Annie nodded, blowing at the steam rising from her cup.
“As I mentioned yestereve, my crafts are limited. The compound I slipped into Wilfred’s water will leave him listening intently for a year. I know not your heart, nor what you would do after that year, but I might suggest advising your husband to a plea of adultery sometime late in the eleventh month, so that you might be granted a divorce.”
“I cannot thank you enough, even a year will be some solace, and may teach him the weight of his crime.”

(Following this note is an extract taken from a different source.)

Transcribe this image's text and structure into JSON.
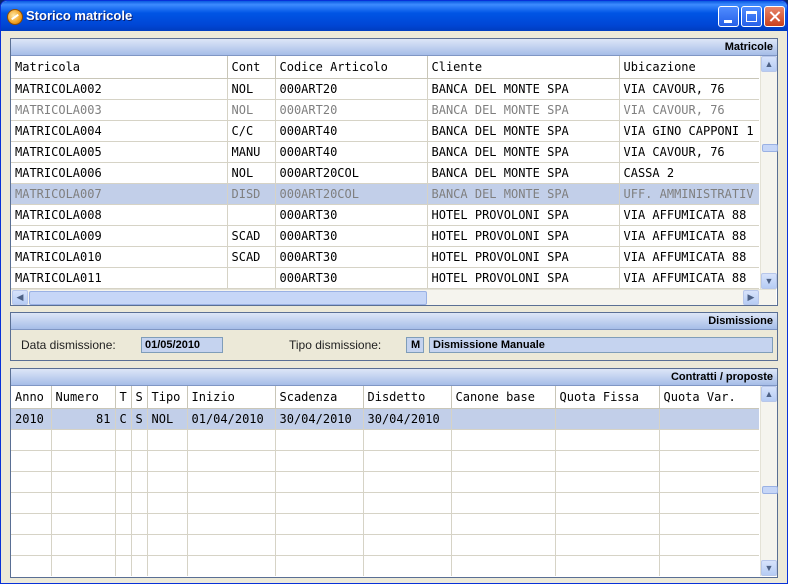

“Well, would it be that I was capable of a greater period, I must admit, I would likely still not implement it – and if I did not trust you to understand the gravity of the situation, I would have left well enough alone at your release. I would not like to pass this way again to find that Wilfred had accidentally drowned himself in a pond, or plunged from the rooftop of a public house. Total imprisonment is no easy punishment, and be aware that, unlike your own sentence, his mind has not been altered, it is only his actions that are so malleable.”
Blackhall pushed away from the table, standing.
“I take my leave now, friend Annie, and hope to see you well when I return – hopefully with my Mairi on my arm. In a year, you will have hard decisions to make, but I hope that time will find you in command of your own destiny.”
From the yard came the sounds of a poorly imitated pony, and child’s laughter.